# SSD drives with Tivo



## geekserver (Dec 6, 2006)

Just wondering if any one has tried this so far ?

putting in an SSD drive as you primary drive in a a series 3/4 since they support SATA or even the new 4 tuner one ?

if so any speed differences ?


----------



## steve614 (May 1, 2006)

TexasGrillChef tried it. Here's the thread.
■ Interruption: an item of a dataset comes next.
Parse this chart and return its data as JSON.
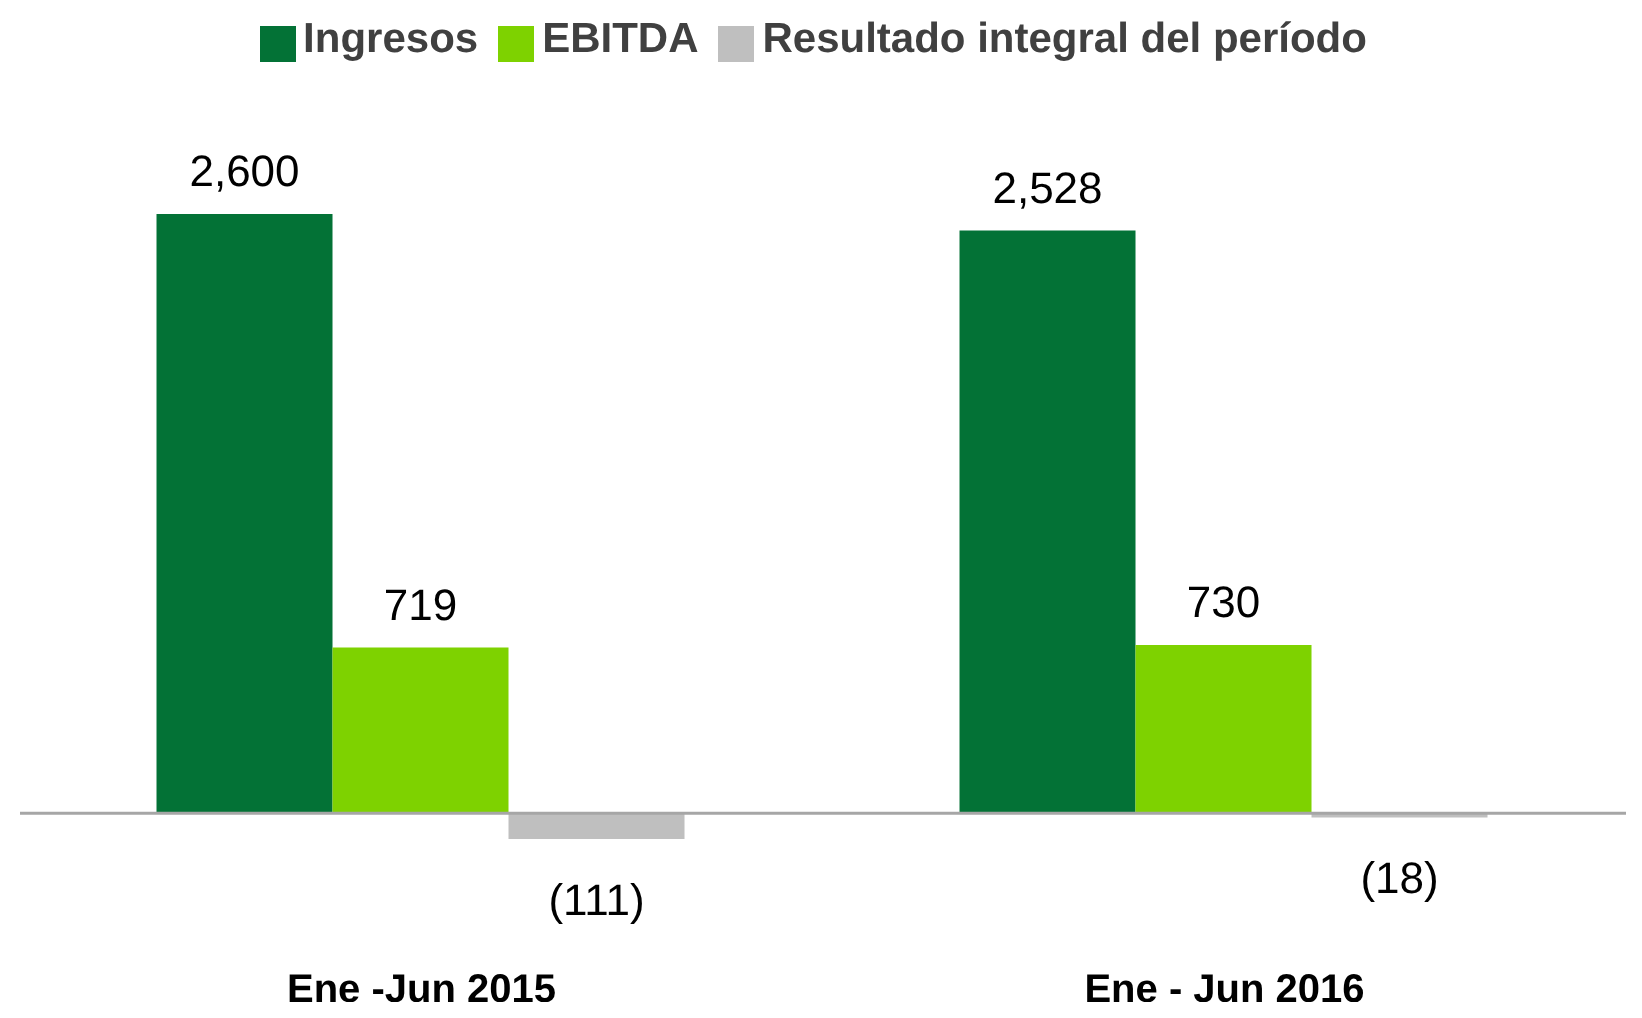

http://www.tivocommunity.com/tivo-vb/showthread.php?t=454580


----------



## Stuxnet (Feb 9, 2011)

I really don't see what you would gain apart from reduced power consumption and a quieter (if that's an issue) box.


----------



## geekserver (Dec 6, 2006)

Ah ...thanks Steve614 !


----------



## lillevig (Dec 7, 2010)

geekserver said:


> Just wondering if any one has tried this so far ?
> 
> putting in an SSD drive as you primary drive in a a series 3/4 since they support SATA or even the new 4 tuner one ?
> 
> if so any speed differences ?


I'm about to try an experiment with a SDHC card and an SDHC to IDE adapter. The cheap adapter I ordered won't accept anything larger than 32GB cards so it is really just an experiment at this point. The target box will be a Philips S1 (I have an image from a 14GB drive). I started a thread under the Help forum on this subject so look there for an update in a couple of weeks.


----------